States May Sue To Overturn New Wire Act Ruling
Several state attorneys general, including in New Jersey and Pennsylvania, are expected to sue the federal government to try to overturn the recently announced new Justice Department interpretation of the federal Wire Act.
In 2011 the DOJ’s Criminal Division declared, “the prohibitions of the (federal Wire Act of 1961) are limited to (interstate) sports gambling and thus do not apply to state lotteries at all.” In November the Criminal Division overturned that declaration by stating that the Act’s ban on the use of a wire for sending data on wagers, “are not uniformly limited to sports gambling.”
On February 14 the New Jersey Senate President Steve Sweeney said his state will seek a declaratory judgment against the Justice Department. Now the New Hampshire Lottery has indicated it will follow suit. Others with an interest in this issue might also, such as MGM Resorts or DraftKings.
Professor Steve Silver of the University of Maine School of Law told Legal Sports Report: “This entire situation highlights the need for Congress to revisit the Wire Act. Federal gaming policy is and has long been largely incoherent and inconsistent.”

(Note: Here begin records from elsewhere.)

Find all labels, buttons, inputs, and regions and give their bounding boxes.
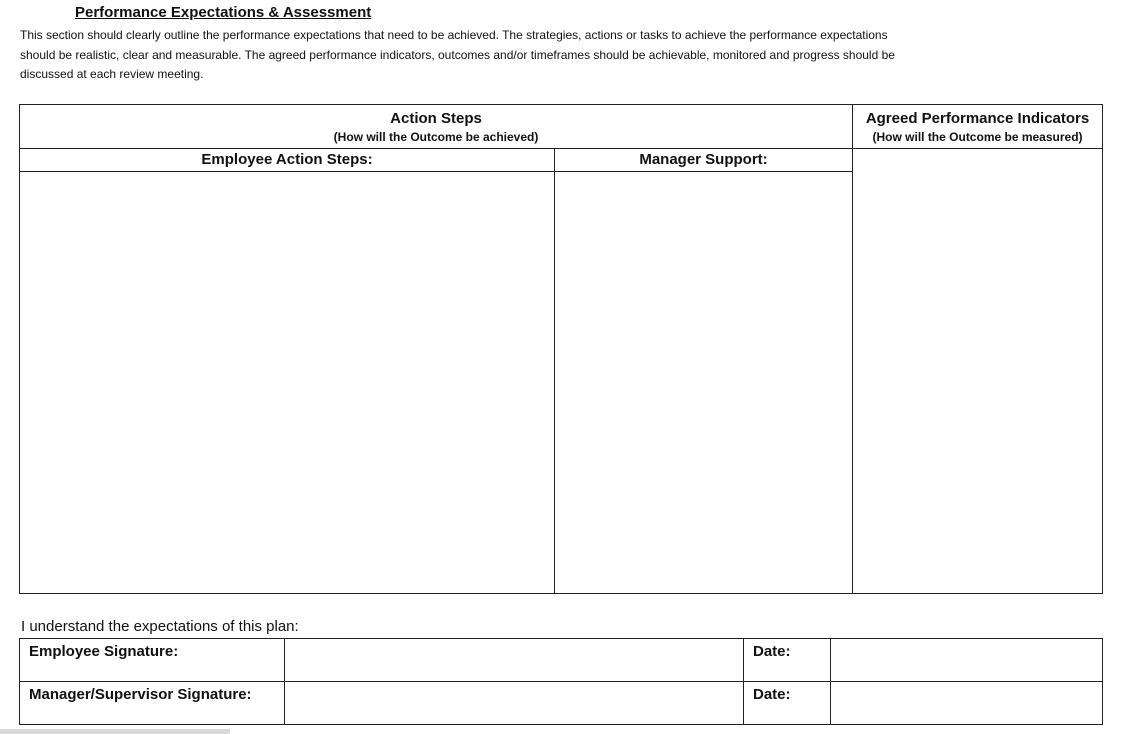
intro-line: discussed at each review meeting. xyxy=(20,67,204,81)
indicators-title: Agreed Performance Indicators xyxy=(865,109,1090,127)
manager-support-input-area[interactable] xyxy=(555,172,853,594)
action-steps-title: Action Steps xyxy=(390,109,482,127)
manager-signature-label: Manager/Supervisor Signature: xyxy=(20,682,285,725)
signature-table xyxy=(19,638,1103,725)
manager-signature-row xyxy=(20,682,1103,725)
page-title: Performance Expectations & Assessment xyxy=(75,4,372,21)
manager-date-field[interactable] xyxy=(831,682,1103,725)
employee-action-steps-input-area[interactable] xyxy=(20,172,555,594)
manager-support-label: Manager Support: xyxy=(639,151,768,168)
indicators-subtitle: (How will the Outcome be measured) xyxy=(872,129,1083,144)
employee-date-field[interactable] xyxy=(831,639,1103,682)
manager-date-label: Date: xyxy=(744,682,831,725)
acknowledgement-text: I understand the expectations of this plan: xyxy=(21,618,299,635)
manager-signature-field[interactable] xyxy=(285,682,744,725)
employee-signature-label: Employee Signature: xyxy=(20,639,285,682)
action-steps-subtitle: (How will the Outcome be achieved) xyxy=(333,129,539,144)
indicators-header xyxy=(853,105,1103,149)
manager-support-header xyxy=(555,149,853,172)
action-steps-header xyxy=(20,105,853,149)
bottom-scroll-strip xyxy=(0,729,230,734)
indicators-input-area[interactable] xyxy=(853,149,1103,594)
employee-signature-field[interactable] xyxy=(285,639,744,682)
intro-line: should be realistic, clear and measurable. The agreed performance indicators, outcomes and/or timeframes should be achievable, monitored and progress should be xyxy=(20,47,895,62)
employee-action-steps-label: Employee Action Steps: xyxy=(201,151,373,168)
employee-signature-row xyxy=(20,639,1103,682)
intro-paragraph xyxy=(20,26,1050,85)
employee-action-steps-header xyxy=(20,149,555,172)
action-plan-table xyxy=(19,104,1103,594)
employee-date-label: Date: xyxy=(744,639,831,682)
intro-line: This section should clearly outline the performance expectations that need to be achieved. The strategies, actions or tasks to achieve the performance expectations xyxy=(20,28,888,42)
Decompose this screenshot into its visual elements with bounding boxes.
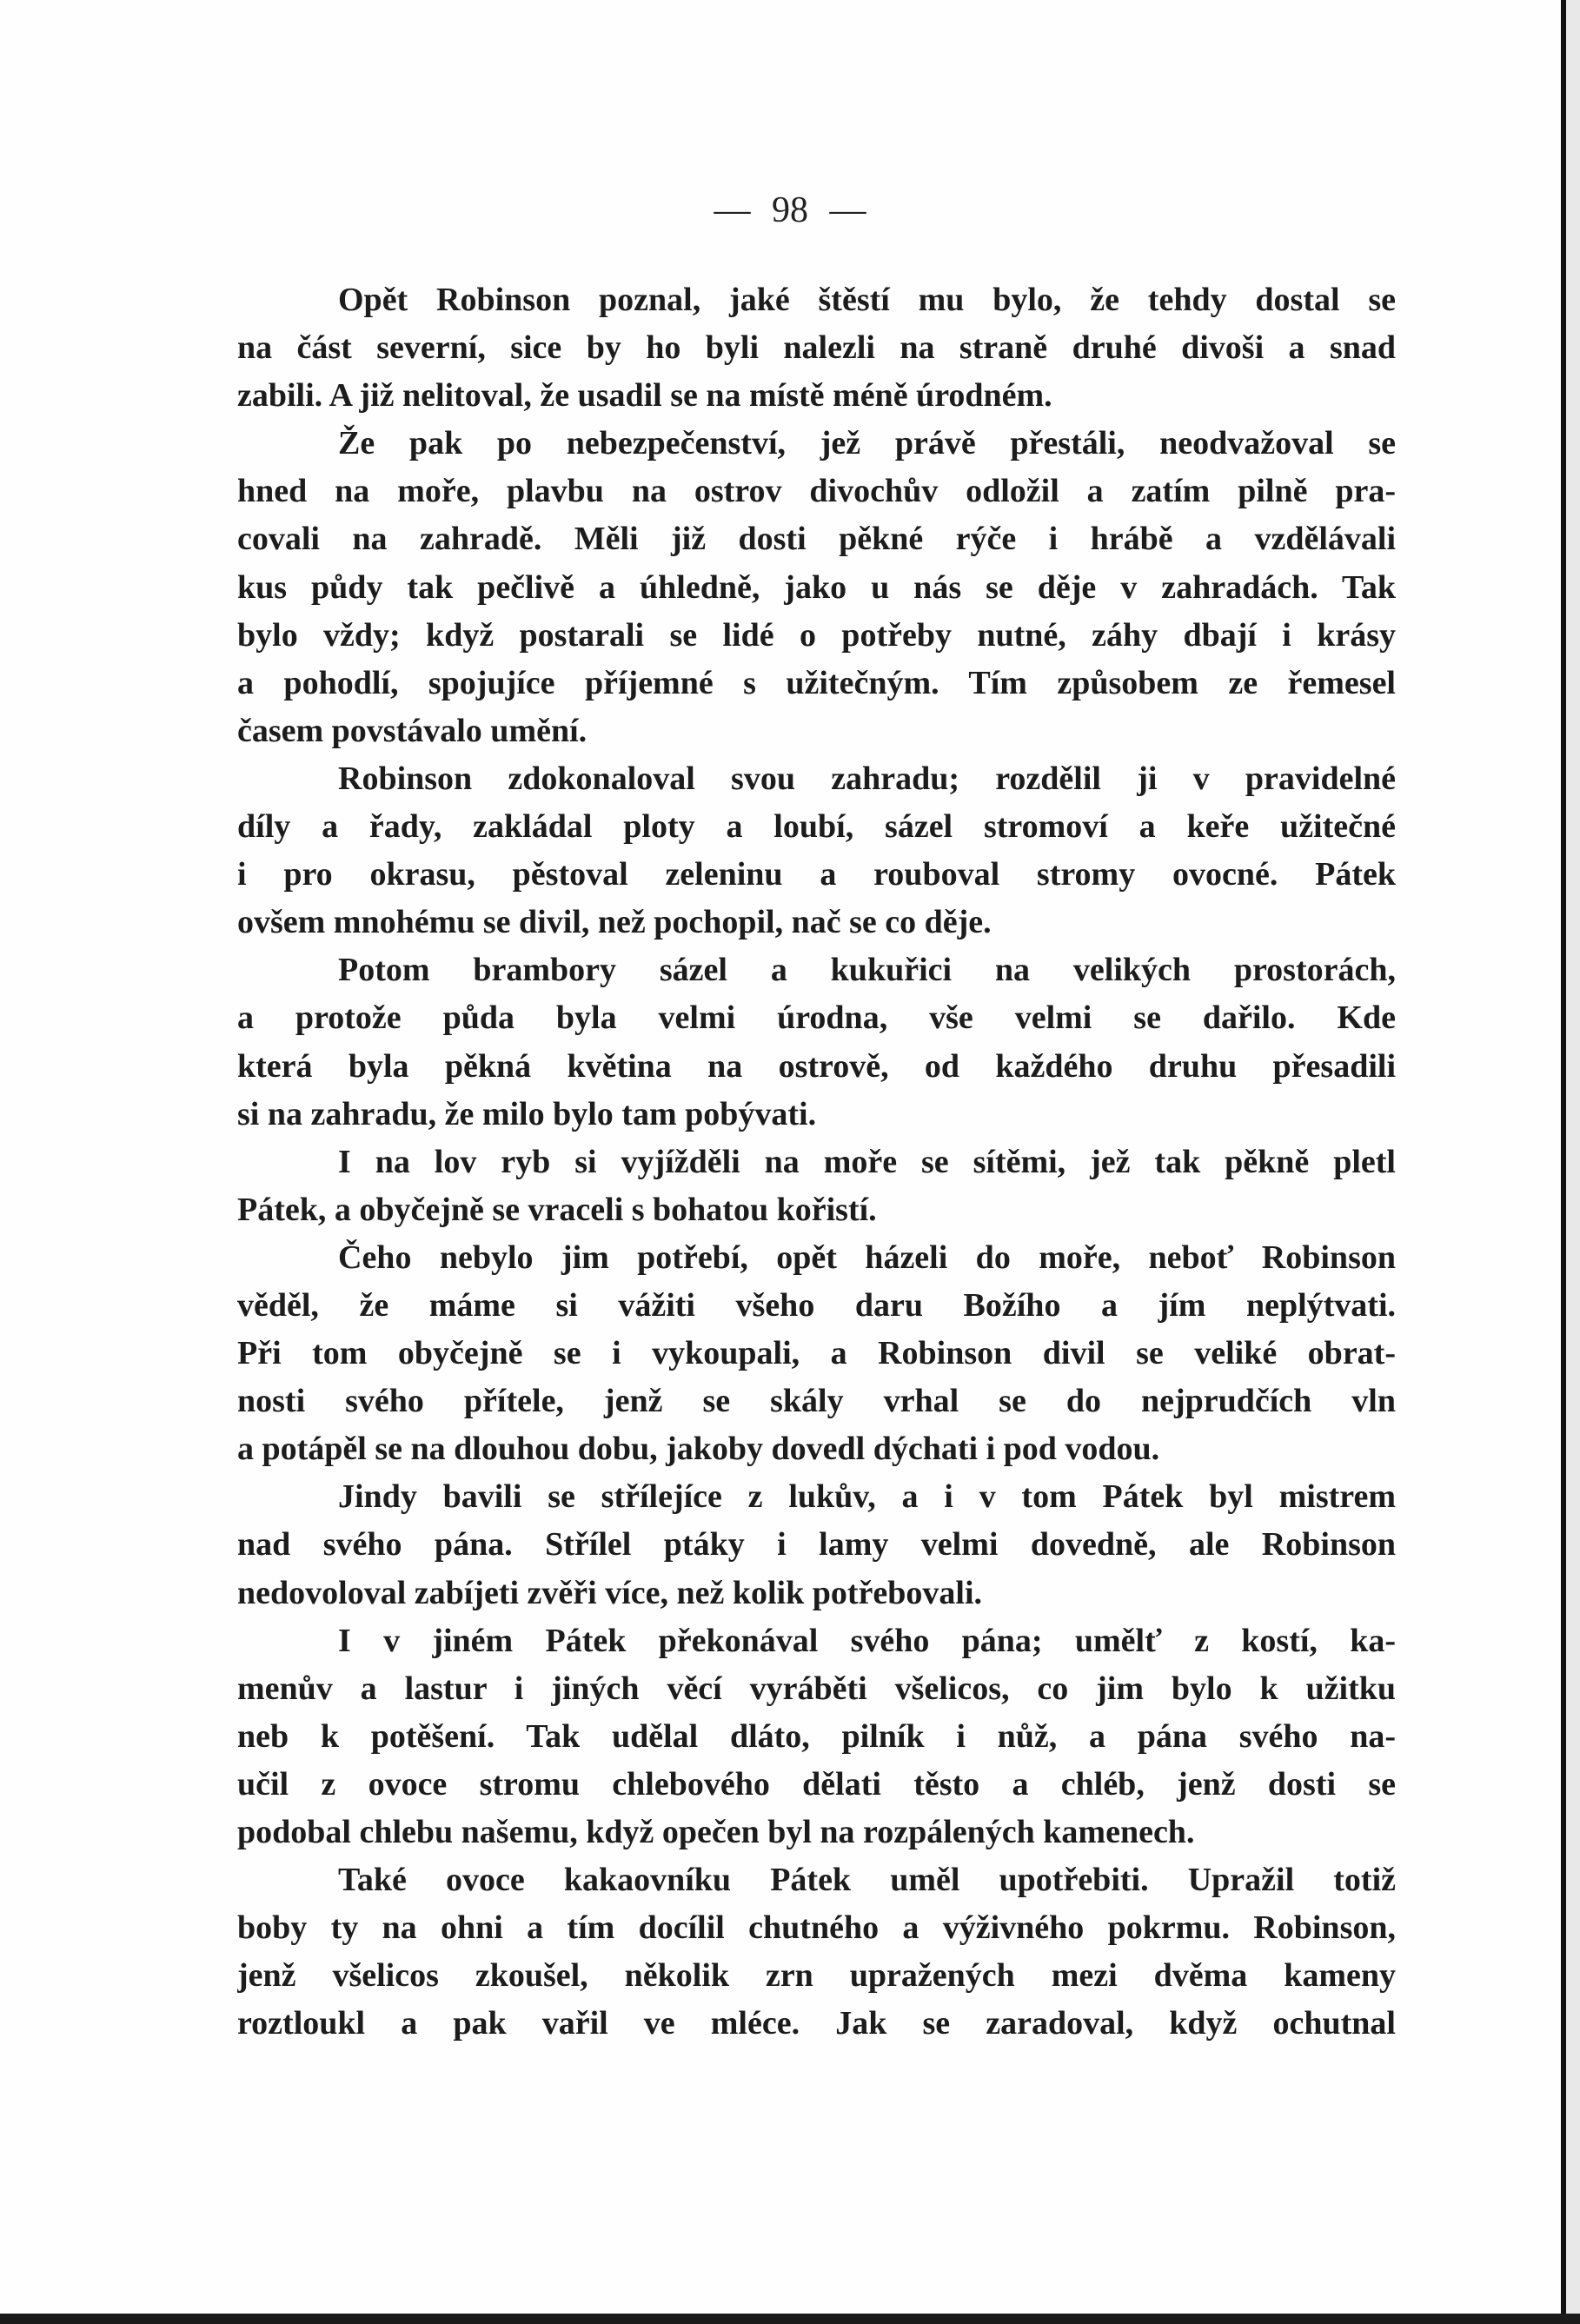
paragraph bbox=[237, 1617, 1396, 1856]
text-line: neb k potěšení. Tak udělal dláto, pilník i nůž, a pána svého na- bbox=[237, 1717, 1396, 1755]
text-line: Opět Robinson poznal, jaké štěstí mu bylo, že tehdy dostal se bbox=[338, 282, 1396, 318]
text-line: menův a lastur i jiných věcí vyráběti všelicos, co jim bylo k užitku bbox=[237, 1670, 1396, 1707]
text-line: boby ty na ohni a tím docílil chutného a výživného pokrmu. Robinson, bbox=[237, 1909, 1396, 1947]
text-line: a potápěl se na dlouhou dobu, jakoby dovedl dýchati i pod vodou. bbox=[237, 1431, 1160, 1468]
scan-edge bbox=[1566, 0, 1580, 2324]
paragraph bbox=[237, 1856, 1396, 2048]
text-line: Jindy bavili se střílejíce z lukův, a i v tom Pátek byl mistrem bbox=[338, 1478, 1396, 1516]
text-line: ovšem mnohému se divil, než pochopil, nač se co děje. bbox=[237, 904, 992, 941]
text-line: časem povstávalo umění. bbox=[237, 712, 588, 749]
text-line: a protože půda byla velmi úrodna, vše velmi se dařilo. Kde bbox=[237, 999, 1396, 1037]
paragraph bbox=[237, 1139, 1396, 1234]
paragraph bbox=[237, 1234, 1396, 1473]
text-line: Také ovoce kakaovníku Pátek uměl upotřebiti. Upražil totiž bbox=[338, 1862, 1396, 1899]
text-line: roztloukl a pak vařil ve mléce. Jak se zaradoval, když ochutnal bbox=[237, 2005, 1396, 2042]
text-line: věděl, že máme si vážiti všeho daru Božího a jím neplýtvati. bbox=[237, 1286, 1396, 1324]
text-line: si na zahradu, že milo bylo tam pobývati. bbox=[237, 1095, 817, 1132]
text-line: nad svého pána. Střílel ptáky i lamy velmi dovedně, ale Robinson bbox=[237, 1526, 1396, 1564]
text-line: jenž všelicos zkoušel, několik zrn upražených mezi dvěma kameny bbox=[237, 1957, 1396, 1995]
text-line: na část severní, sice by ho byli nalezli na straně druhé divoši a snad bbox=[237, 329, 1396, 367]
text-line: zabili. A již nelitoval, že usadil se na místě méně úrodném. bbox=[237, 377, 1052, 415]
text-line: která byla pěkná květina na ostrově, od každého druhu přesadili bbox=[237, 1047, 1396, 1085]
paragraph bbox=[237, 276, 1396, 420]
body-text bbox=[237, 276, 1396, 2048]
text-line: nosti svého přítele, jenž se skály vrhal se do nejprudčích vln bbox=[237, 1383, 1396, 1420]
text-line: díly a řady, zakládal ploty a loubí, sázel stromoví a keře užitečné bbox=[237, 808, 1396, 846]
text-line: I v jiném Pátek překonával svého pána; umělť z kostí, ka- bbox=[338, 1622, 1396, 1659]
text-line: Při tom obyčejně se i vykoupali, a Robinson divil se veliké obrat- bbox=[237, 1335, 1396, 1372]
text-line: Robinson zdokonaloval svou zahradu; rozdělil ji v pravidelné bbox=[338, 760, 1396, 797]
text-line: Že pak po nebezpečenství, jež právě přestáli, neodvažoval se bbox=[338, 425, 1396, 462]
text-line: učil z ovoce stromu chlebového dělati těsto a chléb, jenž dosti se bbox=[237, 1765, 1396, 1803]
page-edge-right bbox=[1561, 0, 1566, 2324]
text-line: hned na moře, plavbu na ostrov divochův odložil a zatím pilně pra- bbox=[237, 473, 1396, 510]
text-line: I na lov ryb si vyjížděli na moře se sítěmi, jež tak pěkně pletl bbox=[338, 1143, 1396, 1180]
text-line: Potom brambory sázel a kukuřici na velikých prostorách, bbox=[338, 952, 1396, 989]
page-edge-bottom bbox=[0, 2314, 1580, 2324]
paragraph bbox=[237, 420, 1396, 755]
text-line: covali na zahradě. Měli již dosti pěkné rýče i hrábě a vzdělávali bbox=[237, 521, 1396, 558]
page-number: — 98 — bbox=[714, 190, 866, 230]
text-line: bylo vždy; když postarali se lidé o potřeby nutné, záhy dbají i krásy bbox=[237, 616, 1396, 654]
text-line: podobal chlebu našemu, když opečen byl na rozpálených kamenech. bbox=[237, 1814, 1195, 1850]
text-line: Čeho nebylo jim potřebí, opět házeli do moře, neboť Robinson bbox=[338, 1238, 1396, 1276]
paragraph bbox=[237, 755, 1396, 946]
text-line: nedovoloval zabíjeti zvěři více, než kolik potřebovali. bbox=[237, 1574, 983, 1611]
text-line: Pátek, a obyčejně se vraceli s bohatou kořistí. bbox=[237, 1191, 877, 1228]
text-line: a pohodlí, spojujíce příjemné s užitečným. Tím způsobem ze řemesel bbox=[237, 664, 1396, 701]
text-line: kus půdy tak pečlivě a úhledně, jako u nás se děje v zahradách. Tak bbox=[237, 568, 1396, 606]
paragraph bbox=[237, 1473, 1396, 1617]
text-line: i pro okrasu, pěstoval zeleninu a rouboval stromy ovocné. Pátek bbox=[237, 856, 1396, 893]
paragraph bbox=[237, 946, 1396, 1138]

Sweeney has written a letter to U.S. Deputy Attorney General Rod Rosenstein asking the federal Department of Justice to withdraw its newly released opinion on the 1961 federal Wire Act.
The new opinion calls into question the legality of any online gambling that involves the transfer of information across state lines. New Jersey has built a thriving online gambling industry since a 2011 opinion by the DOJ—which the new opinion reverses—cleared the way for intrastate gambling.

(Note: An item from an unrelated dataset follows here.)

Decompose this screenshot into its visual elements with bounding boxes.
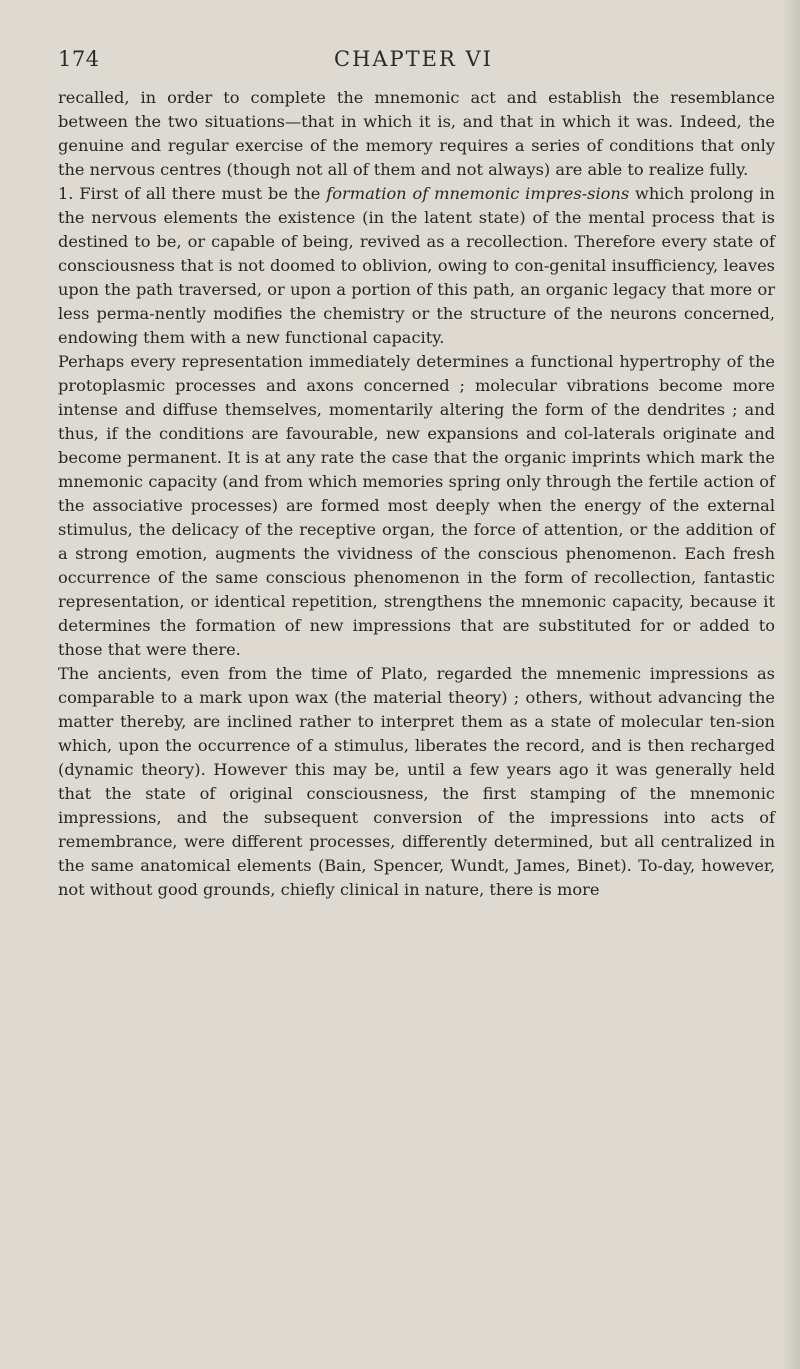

“This legislation has generated more than $1 billion for our then struggling casino industry and hundreds of millions in revenue, directly and indirectly, for our Treasury, brought back thousands of jobs, and saved thousands more,” Sweeney wrote. “The goal of our internet wagering law, as stated by its Senate sponsor Raymond Lesniak, was to revitalize Atlantic City’s struggling casino industry which had lost 15,000 jobs and to make New Jersey a national and international hub for internet gaming.”
Lesniak has been authorized by Sweeney to respond to the DOJ opinion on behalf of the state and has said he plans to challenge it in court. However, Lesniak has said he will wait 30 days to allow recently confirmed U.S. Attorney General William Barr to take an “honest look” at the opinion before moving ahead with potential legal action.
Lesniak has also filed a Freedom of Information Act request to determine who lobbied the DOJ to rewrite the Wire Act opinion. He joins with the state’s Attorney General Gurbir Grewal who has also filed a freedom of information request. Both charge that the new DOJ opinion was strongly influenced by the lobbying of Las Vegas Sands owner Sheldon Adelson who has funded a personal crusade to have online gambling banned in the U.S.
Sweeney said that the opinion “has already caused harm to the State of New Jersey,” since the Pennsylvania Gaming Control Board has halted a plan to place its internet gaming equipment in Atlantic City due to concerns that the placement would not be consistent with federal law.
Sweeney said the 2019 opinion “flies in the face” of the 2011 interpretation and that the new opinion is a “tortured analysis of sentence structure and comma placements” to interpret the “clear language” of the Wire Act and runs counter to a Fifth Circuit Court of Appeals opinion and a “thorough review” by the justice department in 2011.